Había una joven dama con ellas a la que Juliana no conocía. Menuda y rubia, con un rostro redondo, ancho y ordinario y ojos asustados. Juliana se preguntó fugazmente cómo habría acabado en semejante nido de víboras. De él saldría muerta o transformada. Tampoco le preocupaba demasiado.
—Señoras —dijo en un tono ligero—, un grupo más sagaz se habría asegurado de encontrarse a solas antes de iniciar una conversación que afecta a tanta gente.
La boca de lady Davis se abrió y se cerró como la de una trucha, y después desvió la mirada. La mujer menuda se sonrojó y entrelazó las manos con fuerza a la altura del pecho, en un gesto que solo podía indicar arrepentimiento.
No así lady Sparrow.
—A lo mejor sí que éramos perfectamente conscientes de la compañía —se burló—. Solo que no temíamos ofenderla.
Mariana, eligiendo el momento a la perfección, salió entonces de la antecámara. El resto de las damas contuvieron el aliento al reparar en la presencia de la duquesa de Rivington.

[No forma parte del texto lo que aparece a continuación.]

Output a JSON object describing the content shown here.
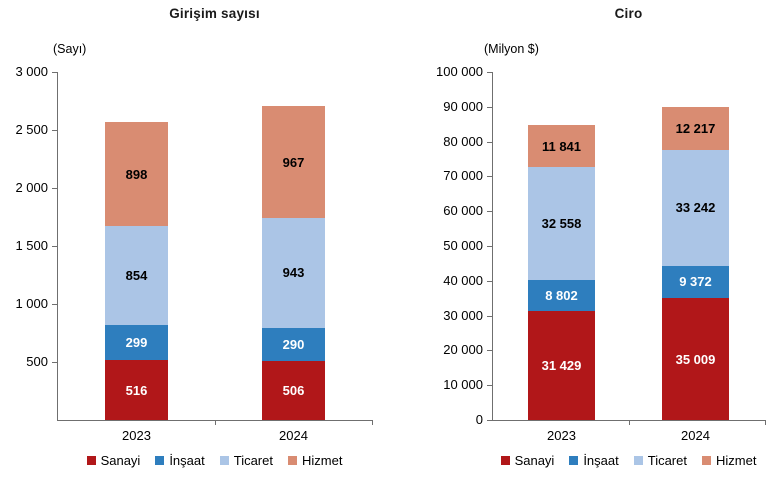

—Pues es una lástima —dijo en el tono claro e imperioso propio de su título—, porque me siento profundamente ofendida.
Mariana abandonó la habitación, y Juliana contuvo la sonrisa ante la impecable y justificada actuación de su amiga. Devolvió la atención hacia el grupo de mujeres y se acercó a ellas, disfrutando del modo en que se removían, incómodas. Cuando estuvo lo suficientemente cerca como para oler su empalagoso perfume, dijo:
—No teman, señoras. Al contrario que mi cuñada, yo no estoy ofendida.
Hizo una pausa y movió la cabeza de un lado al otro, comprobando de un modo exagerado el estado de su cabello y recolocando un rizo errante de vuelta a su tocado. Cuando estuvo segura de contar con toda su atención, añadió:
—Han planteado su desafío. Lo acepto encantada.
No volvió a respirar hasta encontrarse fuera del salón de las damas; la ira, la frustración y la aflicción que bullían en su interior le provocaron vértigo.
No debería haberle sorprendido que cotillearan sobre ella. Había sido así desde el mismo día en que llegó a Londres.
Aunque se había convencido a sí misma de que por aquel entonces habrían dejado de hacerlo.
Pero no. Nunca lo harían. Aquella era su vida.
Llevaba el estigma de su madre, que seguía siendo un escándalo, veinticinco años después de abandonar a su marido, el marqués de Ralston, y a sus dos hijos gemelos, huyendo de aquella reluciente vida aristocrática para refugiarse en el Continente. Su periplo terminó en Italia, donde conquistó al padre de Juliana, un comerciante muy trabajador que juró no haber deseado nada más en la vida que a ella, su inglesa de cabello azabache, ojos brillantes y sonrisa generosa.
Se había casado con él, una decisión que Juliana había acabado identificando como el tipo de comportamiento temerario e impulsivo por el que su madre había sido conocida.
Un comportamiento que ahora amenazaba con dominarla a ella.
Juliana esbozó una mueca ante semejante pensamiento. Cuando actuaba impulsivamente, lo hacía para protegerse.
Su madre había sido una aristócrata con una tendencia casi infantil por el dramatismo.